In short, I don't think we should. You may not agree with me. But first, allow me to explain.

I’ve come across a few survey reports recently, from both fraud focused organisations and insurance associations.

Survey data is valuable for understanding broad attitudes and trends, but it’s not a reliable basis for fraud detection. There are real limitations that can’t be overlooked.

Some of the reports make a link between demographic characteristics and fraud. We could, perhaps, use the results for education/awareness and intervention purposes. But we should avoid using them for fraud detection.

 

How Survey Data Falls Short

Surveys can be affected by fraud themselves, especially when collected online. Bots, repeated entries, and untruthful respondents are common issues.

Demographics are often self-reported. So, even if the data is “representative”, we can’t be certain that the respondents were truthful in answering the demographic questions.

We also can’t be sure that the data is truly representative of attitudes or behaviours.

Some respondent groups may be difficult to reach. For example, gaps in mobile or internet access mean some populations are left out. Others may simply choose not to complete a survey at all.

 

Even if Survey Data is “accurate”

Assume that the survey data is perfect, capturing a cross-section, equally accessible and truthfully completed.

There are other issues:

  • Not causal: Being young, educated, or part of a particular group does not necessarily cause insurance fraud. These studies point to attitudes and self-reported intentions. They don’t predict future actions with certainty.
  • Risk of misuse: If insurers use demographics in profiling or automated screening, it risks unfair treatment, discrimination, and the reinforcement of bias.

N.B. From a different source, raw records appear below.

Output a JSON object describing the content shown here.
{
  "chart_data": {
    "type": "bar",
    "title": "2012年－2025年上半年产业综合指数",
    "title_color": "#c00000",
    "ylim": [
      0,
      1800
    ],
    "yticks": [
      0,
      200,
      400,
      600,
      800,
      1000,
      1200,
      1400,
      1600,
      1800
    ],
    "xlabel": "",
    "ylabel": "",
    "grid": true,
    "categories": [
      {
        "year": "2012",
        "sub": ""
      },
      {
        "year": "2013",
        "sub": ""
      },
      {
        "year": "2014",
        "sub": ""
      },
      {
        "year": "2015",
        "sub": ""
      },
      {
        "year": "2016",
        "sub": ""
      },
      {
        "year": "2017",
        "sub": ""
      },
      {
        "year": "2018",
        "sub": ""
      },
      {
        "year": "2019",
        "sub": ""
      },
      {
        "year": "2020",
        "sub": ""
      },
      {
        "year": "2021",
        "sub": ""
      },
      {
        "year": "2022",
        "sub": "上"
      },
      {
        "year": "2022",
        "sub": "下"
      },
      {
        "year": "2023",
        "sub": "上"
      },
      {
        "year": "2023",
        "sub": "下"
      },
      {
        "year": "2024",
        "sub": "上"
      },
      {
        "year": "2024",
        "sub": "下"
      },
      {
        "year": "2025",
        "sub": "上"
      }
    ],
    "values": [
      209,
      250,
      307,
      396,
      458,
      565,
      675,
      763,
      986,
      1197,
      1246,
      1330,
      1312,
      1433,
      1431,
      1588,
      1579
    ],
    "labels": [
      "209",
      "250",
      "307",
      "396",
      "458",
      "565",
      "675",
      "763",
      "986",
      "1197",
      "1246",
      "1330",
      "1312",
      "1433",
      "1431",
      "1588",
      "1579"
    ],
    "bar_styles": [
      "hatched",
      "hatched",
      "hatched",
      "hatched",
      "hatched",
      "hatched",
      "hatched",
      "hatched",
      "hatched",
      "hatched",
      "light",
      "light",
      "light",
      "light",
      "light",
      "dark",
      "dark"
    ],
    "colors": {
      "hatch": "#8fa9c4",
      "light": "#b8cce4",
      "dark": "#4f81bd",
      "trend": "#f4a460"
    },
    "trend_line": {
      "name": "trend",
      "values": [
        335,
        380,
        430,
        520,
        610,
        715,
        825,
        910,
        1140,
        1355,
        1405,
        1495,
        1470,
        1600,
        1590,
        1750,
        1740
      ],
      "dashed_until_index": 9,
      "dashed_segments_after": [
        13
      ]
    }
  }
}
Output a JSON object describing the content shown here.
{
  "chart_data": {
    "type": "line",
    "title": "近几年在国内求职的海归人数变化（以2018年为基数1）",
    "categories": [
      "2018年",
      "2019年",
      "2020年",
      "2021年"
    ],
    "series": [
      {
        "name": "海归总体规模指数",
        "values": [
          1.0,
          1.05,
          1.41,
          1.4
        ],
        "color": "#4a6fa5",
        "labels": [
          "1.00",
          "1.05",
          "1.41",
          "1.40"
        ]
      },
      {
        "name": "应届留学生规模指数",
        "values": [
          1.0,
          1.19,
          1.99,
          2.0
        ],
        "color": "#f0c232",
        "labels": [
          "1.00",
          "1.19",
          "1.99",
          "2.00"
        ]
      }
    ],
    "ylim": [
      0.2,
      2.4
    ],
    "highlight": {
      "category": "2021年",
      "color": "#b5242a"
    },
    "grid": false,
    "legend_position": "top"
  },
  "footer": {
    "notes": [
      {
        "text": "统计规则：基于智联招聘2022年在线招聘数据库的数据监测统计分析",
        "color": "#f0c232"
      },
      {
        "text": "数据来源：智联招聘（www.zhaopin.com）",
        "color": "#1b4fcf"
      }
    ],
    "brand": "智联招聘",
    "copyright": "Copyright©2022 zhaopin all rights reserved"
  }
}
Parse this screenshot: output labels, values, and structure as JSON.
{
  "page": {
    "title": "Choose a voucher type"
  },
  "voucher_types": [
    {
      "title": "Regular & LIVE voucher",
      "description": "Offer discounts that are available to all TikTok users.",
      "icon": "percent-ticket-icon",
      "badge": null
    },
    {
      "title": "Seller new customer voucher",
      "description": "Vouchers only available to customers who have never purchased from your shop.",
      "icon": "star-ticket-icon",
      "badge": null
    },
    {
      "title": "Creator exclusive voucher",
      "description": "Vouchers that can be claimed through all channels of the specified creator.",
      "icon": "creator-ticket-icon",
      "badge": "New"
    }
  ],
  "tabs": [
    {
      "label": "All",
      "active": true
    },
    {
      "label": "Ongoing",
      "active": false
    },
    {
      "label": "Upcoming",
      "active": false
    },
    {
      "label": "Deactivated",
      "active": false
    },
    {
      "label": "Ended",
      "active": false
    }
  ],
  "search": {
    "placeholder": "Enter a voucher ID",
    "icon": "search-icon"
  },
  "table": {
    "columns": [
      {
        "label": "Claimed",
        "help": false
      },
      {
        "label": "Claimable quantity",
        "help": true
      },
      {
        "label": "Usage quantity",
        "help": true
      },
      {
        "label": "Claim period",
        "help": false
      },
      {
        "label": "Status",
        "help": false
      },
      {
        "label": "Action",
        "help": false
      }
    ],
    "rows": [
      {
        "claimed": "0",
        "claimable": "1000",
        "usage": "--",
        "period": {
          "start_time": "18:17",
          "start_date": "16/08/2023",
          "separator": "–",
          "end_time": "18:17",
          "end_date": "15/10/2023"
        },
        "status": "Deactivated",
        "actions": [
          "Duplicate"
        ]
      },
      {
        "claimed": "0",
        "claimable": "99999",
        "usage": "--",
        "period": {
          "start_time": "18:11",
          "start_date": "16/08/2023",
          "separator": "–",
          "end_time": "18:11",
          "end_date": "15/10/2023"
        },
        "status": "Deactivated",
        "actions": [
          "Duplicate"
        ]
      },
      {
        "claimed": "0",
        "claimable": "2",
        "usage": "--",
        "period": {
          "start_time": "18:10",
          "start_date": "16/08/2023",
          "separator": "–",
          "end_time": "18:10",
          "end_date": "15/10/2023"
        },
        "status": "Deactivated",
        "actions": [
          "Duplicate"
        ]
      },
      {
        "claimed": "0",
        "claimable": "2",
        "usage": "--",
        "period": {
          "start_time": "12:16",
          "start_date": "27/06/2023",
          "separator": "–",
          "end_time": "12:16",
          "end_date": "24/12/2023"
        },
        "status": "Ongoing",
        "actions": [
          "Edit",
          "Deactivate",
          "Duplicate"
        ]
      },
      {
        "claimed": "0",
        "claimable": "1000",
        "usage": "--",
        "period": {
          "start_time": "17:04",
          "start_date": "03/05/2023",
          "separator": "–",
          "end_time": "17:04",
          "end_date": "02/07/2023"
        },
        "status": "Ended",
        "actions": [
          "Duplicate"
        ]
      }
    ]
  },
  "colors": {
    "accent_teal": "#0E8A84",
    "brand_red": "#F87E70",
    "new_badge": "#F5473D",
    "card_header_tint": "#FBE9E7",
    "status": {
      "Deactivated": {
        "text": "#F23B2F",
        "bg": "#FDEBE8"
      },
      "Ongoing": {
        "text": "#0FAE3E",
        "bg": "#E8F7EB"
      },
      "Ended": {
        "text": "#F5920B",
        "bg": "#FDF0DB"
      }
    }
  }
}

For example, flagging claims for investigation purely because a policyholder fits a certain demographic category is unethical, legally risky and ineffective.
  • Subconscious bias: Even being aware of demographic studies can shape subconscious thinking. That makes it important to put safeguards in place, so that stereotypes don’t slip into triage systems or investigations.

 

The bottom line

Demographic survey data can be useful for those involved in education and intervention.

They are not appropriate for fraud detection.



Disclaimer: The information in this article does not constitute legal advice. It may not be relevant to your circumstances. It was written for specific algorithmic contexts within banks and insurance companies, may not apply to other contexts, and may not be relevant to other types of organisations.